A intimação a Sócrates, feita pela juíza Margarida Alves, foi feita na sequência de um pedido do Ministério Público. Uma coisa é certa: se hoje não comparecer e não justificar as razões para tal, o Ministério Público terá de tirar consequências, que poderão passar pela sua condução à força a tribunal e agravarão as novas medidas de coação que, de qualquer forma, “nunca ficarão iguais”, salienta uma fonte judicial.
Depois de a Visão ter noticiado que Sócrates esteve ausente do país em vários períodos recentes e sem ter comunicado nada aos tribunais onde decorre a Operação Marquês, apesar de estar sujeito a Termo de Identidade e Residência (TIR), o MP pediu ao SEF e à PJ que reunisse os dados dessas viagens. E a juíza titular do processo – a parte que o juiz de instrução Ivo Rosa mandou para julgamento, relativa à pronúncia por crimes de branqueamento e falsificação imputados a Sócrates e ao amigo Carlos Santos Silva – notificou a defesa para se explicar.

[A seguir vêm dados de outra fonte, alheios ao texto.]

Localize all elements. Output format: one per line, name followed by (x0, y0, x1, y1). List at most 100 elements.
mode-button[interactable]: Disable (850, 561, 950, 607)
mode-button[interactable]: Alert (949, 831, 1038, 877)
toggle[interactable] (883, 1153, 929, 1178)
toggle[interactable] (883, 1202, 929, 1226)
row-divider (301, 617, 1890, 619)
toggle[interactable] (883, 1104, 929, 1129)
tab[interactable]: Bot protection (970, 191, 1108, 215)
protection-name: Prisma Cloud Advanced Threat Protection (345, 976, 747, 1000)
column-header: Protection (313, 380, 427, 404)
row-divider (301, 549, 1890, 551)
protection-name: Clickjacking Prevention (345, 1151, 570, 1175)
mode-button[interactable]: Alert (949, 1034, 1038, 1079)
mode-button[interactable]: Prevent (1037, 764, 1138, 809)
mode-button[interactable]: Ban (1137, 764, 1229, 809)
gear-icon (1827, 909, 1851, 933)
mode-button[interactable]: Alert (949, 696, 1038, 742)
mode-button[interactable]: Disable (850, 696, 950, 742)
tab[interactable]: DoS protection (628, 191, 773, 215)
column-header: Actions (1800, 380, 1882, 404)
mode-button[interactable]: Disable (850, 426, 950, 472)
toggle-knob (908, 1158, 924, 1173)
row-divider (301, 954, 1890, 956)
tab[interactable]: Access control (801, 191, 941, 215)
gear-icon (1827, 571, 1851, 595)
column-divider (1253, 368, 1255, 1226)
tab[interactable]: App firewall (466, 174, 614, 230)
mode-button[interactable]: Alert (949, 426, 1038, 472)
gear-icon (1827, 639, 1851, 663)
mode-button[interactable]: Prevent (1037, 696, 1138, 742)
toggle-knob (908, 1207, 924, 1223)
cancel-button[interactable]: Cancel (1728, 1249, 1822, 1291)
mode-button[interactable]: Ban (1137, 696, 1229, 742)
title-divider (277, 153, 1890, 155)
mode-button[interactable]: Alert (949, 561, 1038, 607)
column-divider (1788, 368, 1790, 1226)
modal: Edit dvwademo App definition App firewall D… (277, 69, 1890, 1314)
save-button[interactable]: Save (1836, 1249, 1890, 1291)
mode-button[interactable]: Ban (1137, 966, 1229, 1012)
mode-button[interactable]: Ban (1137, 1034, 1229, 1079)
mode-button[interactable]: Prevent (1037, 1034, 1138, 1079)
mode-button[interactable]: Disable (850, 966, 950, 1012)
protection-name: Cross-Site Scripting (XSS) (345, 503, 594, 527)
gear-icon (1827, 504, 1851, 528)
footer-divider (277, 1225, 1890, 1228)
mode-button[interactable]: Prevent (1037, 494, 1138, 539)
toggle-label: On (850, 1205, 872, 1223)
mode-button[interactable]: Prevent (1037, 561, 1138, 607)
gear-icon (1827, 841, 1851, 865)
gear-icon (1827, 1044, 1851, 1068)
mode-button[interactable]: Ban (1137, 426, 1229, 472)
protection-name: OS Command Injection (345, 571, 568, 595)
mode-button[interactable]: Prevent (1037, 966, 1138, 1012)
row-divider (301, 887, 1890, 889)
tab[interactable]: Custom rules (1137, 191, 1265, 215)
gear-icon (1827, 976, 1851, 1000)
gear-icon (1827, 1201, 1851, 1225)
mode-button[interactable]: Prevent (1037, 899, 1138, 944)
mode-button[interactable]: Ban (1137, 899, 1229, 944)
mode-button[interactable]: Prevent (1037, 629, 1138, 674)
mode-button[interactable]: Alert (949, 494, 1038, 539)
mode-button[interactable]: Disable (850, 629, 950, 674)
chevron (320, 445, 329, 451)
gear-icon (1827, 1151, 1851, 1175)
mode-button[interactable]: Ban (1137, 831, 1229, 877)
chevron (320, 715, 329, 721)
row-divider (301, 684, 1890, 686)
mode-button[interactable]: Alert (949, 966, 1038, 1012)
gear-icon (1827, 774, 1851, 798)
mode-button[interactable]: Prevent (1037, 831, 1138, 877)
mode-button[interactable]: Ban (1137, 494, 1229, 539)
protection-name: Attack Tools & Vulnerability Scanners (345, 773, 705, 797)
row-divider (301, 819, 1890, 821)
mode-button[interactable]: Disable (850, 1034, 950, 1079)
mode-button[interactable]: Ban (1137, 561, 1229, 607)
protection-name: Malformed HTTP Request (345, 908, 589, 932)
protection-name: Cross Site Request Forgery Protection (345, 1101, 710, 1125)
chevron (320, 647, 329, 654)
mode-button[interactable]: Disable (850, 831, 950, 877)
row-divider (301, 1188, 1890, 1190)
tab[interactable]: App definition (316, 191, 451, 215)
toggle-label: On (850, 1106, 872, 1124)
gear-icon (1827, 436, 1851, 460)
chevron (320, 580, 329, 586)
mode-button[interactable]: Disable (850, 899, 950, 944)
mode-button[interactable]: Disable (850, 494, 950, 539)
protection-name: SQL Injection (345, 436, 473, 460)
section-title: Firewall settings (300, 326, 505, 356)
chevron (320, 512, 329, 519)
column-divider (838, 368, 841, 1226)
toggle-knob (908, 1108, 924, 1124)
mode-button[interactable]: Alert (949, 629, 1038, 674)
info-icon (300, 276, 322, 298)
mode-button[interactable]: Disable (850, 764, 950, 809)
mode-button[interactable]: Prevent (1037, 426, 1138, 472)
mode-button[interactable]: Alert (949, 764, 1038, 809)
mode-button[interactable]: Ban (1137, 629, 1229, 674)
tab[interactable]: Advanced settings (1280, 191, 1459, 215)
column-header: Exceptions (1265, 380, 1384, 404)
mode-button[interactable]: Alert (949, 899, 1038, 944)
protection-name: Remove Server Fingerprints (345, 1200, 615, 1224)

Sócrates fez três viagens ao Brasil. Uma delas durou 12 dias, e outra, dois meses
Em entrevista recente à SIC, o ex-primeiro-ministro alegou que não tem o dever de comunicar as viagens ao tribunal. “ Eu não tenho termo de identidade e residência neste processo.” E acrescentou ainda que “se a juíza [Margarida Alves] pediu é porque não o tinha”. E “se não o tinha não me pode obrigar nem pode ir perguntar à polícia por onde eu andei ou deixei de andar. É apenas um abuso”.
Na mesma entrevista Sócrates introduz uma nova categoria jurídica no direito português: os bons modos: “Quando me pedem com bons modos eu respondo. Quando me perguntam como se fosse um Estado policial eu reajo mal a isso.”
Por seu turno, Pedro Dellile, o advogado, tem defendido que neste momento o seu cliente não está abrangido pelo TIR anteriormente prestado na Operação Marquês. E que na parte do processo que sobreviveu à decisão de Ivo Rosa, em que foi pronunciado, não tem nenhum TIR em vigor.
Operação Marquês em teia de recursos
Ao contrário dos processos dos outros arguidos que também foram separados e pronunciados pelo juiz Ivo Rosa – nomeadamente, Armando Vara e Ricardo Salgado – Sócrates e Carlos Santos Silva (que não tem apresentado qualquer recurso, ao contrário do amigo) ainda não foram julgados.
A sua pronúncia por crimes de falsificação e branqueamento e a distribuição do caso nos Juízos Criminais de Lisboa para julgamento tem estado no centro de sucessivos e cada vez mais enredados recursos para os tribunais superiores, até ao limite (ou seja, o Tribunal Constitucional).
Neste momento, a pronúncia por estes crimes é alvo de um recurso na Relação, atribuído a um coletivo de juízas desembargadoras. O advogado de Sócrates recorreu, alegando que a atribuição do processo a esse coletivo decorreu de forma irregular, sem sorteio e sem o visarem para estar presente. Pelo meio, a juíza presidente deste coletivo, Margarida Vieira de Almeida, declarou-se impedida para decidir, por ter detetado que, em anteriores fases, já decidira questões da Operação Marquês (um impedimento que resulta de alterações feitas em dezembro pela AR ao Código de Processo Penal e que, apesar das promessas do novo Governos e da nova maioria parlamentar, ainda não foi alterada, estando a ensarilhar os tribunais por todo o país).
As irregularidades invocadas por Sócrates e o impedimento da juíza estão desde esta semana para decisão no Supremo Tribunal de Justiça – e, muito provavelmente, em caso de decisão desfavorável, seguirão até ao TC. “Em rigor, ele não pode recorrer para o TC, pois a lei diz que é irrecorrível. Mas já se percebeu que a estratégia é recorrer de tudo”, comenta uma fonte judicial conhecedora do processo.
Em julho próximo, a Operação Marquês faz 9 anos. Em novembro, passam 8 anos desde a detenção de Sócrates e dos outros primeiros arguidos. A acusação do MP foi deduzida há cerca de cinco anos. Em abril desde ano, completaram-se 14 meses sobre a decisão instrutória proferida por Ivo Rosa.